また、受信したシステム・エクスクルーシブ・メッセージがメモリ編集のためのメッセージかどうかも判断しなくてはいけません。
そのため、0xf0と0xf7で挟むデータにヘッダ領域を設け、ヘッダがメモリ編集のメッセージで決められたものと一致すれば受信して処理します。
万が一DAWなどで間違えてCableNumber4を指定された場合、演奏データや指定以外のシステム・エクスクルーシブ・メッセージは弾かなくてはいけません。
UARTでのMIDIと違って、USBでの送受信なので、大容量のデータ転送はめっちゃくちゃ速いです!
USB-MIDIでは制限はなさそうですが、システム・エクスクルーシブ・メッセージで送るのは128バイト以下にしておくのがしきたりです。

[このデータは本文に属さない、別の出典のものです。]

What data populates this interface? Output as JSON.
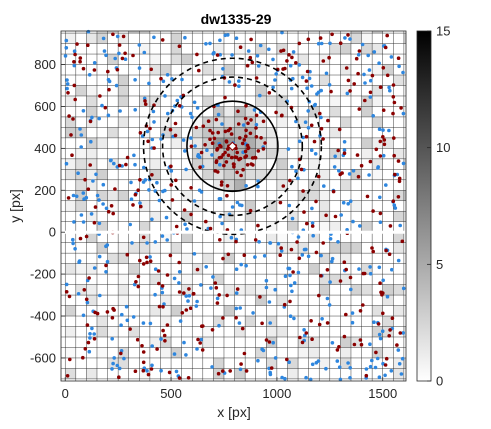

今回はヘッダを入れると128バイトを数バイト超えますが、ひとまずmacOS26では送受信に影響はなく、無事やり取りができています。
STM32F407のCCMRAM(64KB)の中身を全てダンプするのも一瞬です。
最後に
USB接続で使えるエディタが実現できたことで、自作USB-MIDIインターフェースの本領発揮といったところです。
実際にMIDIキーボードやコントローラを操作しながらルーティングやフィルタを変えたり、特にキーレンジを設定してスプリットを作るときは確認しながら作業できるので、めちゃくちゃ便利になりました。
ライブでも十分使えそうです。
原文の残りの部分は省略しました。